On April 29, 2024, Professor Alfio Quarteroni addressed a packed auditorium for his Distinguished Lecture in Scientific Machine Learning on what he described as the "virtuous merging" of problem setting and problem solving. Quarteroni presented the Oden Institute for Computational Engineering and Sciences's second Distinguished Lecture as part of The University of Texas at Austin's 'Year of AI.'
Throughout his talk, "From Problem Setting to Problem Solving via Scientific Machine Learning," Quarteroni emphasized the symbiotic relationship between AI algorithms and physics-inspired numerical models. Quarteroni, a Professor Emeritus at both Politecnico di Milano in Italy and EPFL in Switzerland, illustrated these concepts through the development of a heart simulator.
The heart, as Quarteroni describes, is a "very complex organ... a fantastic organ" with intricate processes occurring every second. His research involves translating these physiological processes into mathematical equations to better understand and address heart pathologies. His journey into this field began unexpectedly more than two decades ago when a Ph.D. student expressed a keen interest in the subject. "This was completely new to me," Quarteroni admitted, but he embraced the challenge.
One of the major challenges in Quarteroni's work is the computational intensity required for simulating heart functions. "To simulate a single heartbeat... it takes hours on a big supercomputer," he said. His current focus includes leveraging artificial intelligence to reduce this computational cost while maintaining precision, a goal he hopes to achieve with the help of advancements in AI.
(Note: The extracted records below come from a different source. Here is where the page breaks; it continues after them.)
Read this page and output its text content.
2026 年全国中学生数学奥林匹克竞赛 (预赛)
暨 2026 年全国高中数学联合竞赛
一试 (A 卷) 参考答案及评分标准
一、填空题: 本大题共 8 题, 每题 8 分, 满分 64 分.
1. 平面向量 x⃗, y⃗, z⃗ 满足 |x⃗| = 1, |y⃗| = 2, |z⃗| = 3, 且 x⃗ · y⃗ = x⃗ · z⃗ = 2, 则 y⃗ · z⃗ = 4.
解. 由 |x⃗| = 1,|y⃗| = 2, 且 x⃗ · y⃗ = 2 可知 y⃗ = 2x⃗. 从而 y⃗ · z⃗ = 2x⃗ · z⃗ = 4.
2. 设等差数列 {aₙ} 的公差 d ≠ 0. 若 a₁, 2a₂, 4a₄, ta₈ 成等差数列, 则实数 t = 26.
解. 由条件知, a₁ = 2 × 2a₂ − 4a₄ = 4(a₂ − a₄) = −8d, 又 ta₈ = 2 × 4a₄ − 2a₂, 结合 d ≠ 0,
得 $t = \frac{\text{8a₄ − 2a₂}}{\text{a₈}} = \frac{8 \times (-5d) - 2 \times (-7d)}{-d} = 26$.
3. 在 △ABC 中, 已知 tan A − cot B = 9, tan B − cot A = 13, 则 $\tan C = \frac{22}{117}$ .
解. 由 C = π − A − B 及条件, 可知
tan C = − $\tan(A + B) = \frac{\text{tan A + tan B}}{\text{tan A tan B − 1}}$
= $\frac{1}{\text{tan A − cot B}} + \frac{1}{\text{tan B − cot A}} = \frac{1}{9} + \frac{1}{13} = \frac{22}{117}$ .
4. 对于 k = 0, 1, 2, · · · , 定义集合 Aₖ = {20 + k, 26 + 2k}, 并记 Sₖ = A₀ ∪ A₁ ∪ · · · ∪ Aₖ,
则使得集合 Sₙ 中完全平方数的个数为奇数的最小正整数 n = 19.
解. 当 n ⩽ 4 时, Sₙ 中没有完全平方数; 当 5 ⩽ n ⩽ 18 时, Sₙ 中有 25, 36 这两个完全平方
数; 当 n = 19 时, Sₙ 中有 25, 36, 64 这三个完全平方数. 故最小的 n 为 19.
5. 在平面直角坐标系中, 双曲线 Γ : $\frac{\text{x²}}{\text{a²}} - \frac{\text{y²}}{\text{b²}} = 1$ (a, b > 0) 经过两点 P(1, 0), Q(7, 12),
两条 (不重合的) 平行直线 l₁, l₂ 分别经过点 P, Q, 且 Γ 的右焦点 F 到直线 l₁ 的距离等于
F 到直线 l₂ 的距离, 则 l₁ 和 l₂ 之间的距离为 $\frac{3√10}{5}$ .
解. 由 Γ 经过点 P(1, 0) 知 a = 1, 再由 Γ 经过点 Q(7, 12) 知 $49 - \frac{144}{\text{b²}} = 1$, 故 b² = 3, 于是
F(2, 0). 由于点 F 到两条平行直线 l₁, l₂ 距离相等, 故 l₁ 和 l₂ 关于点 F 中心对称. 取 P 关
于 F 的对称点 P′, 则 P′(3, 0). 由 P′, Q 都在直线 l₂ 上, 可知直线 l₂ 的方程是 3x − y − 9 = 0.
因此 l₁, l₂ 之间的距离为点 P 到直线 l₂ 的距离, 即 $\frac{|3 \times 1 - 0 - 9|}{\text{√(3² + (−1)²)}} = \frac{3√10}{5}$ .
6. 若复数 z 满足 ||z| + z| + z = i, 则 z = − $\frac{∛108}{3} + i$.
Quarteroni emphasized the importance of understanding the underlying principles and processes behind AI algorithms, rather than relying solely on “off-the-shelf” solutions. He stressed the need for a deeper mathematical understanding of AI, including parameters, convergence behavior, and dataset usage. Ultimately, Quarteroni highlighted the importance of a balanced approach that combines the strengths of AI with a solid foundation in mathematical and physical understanding.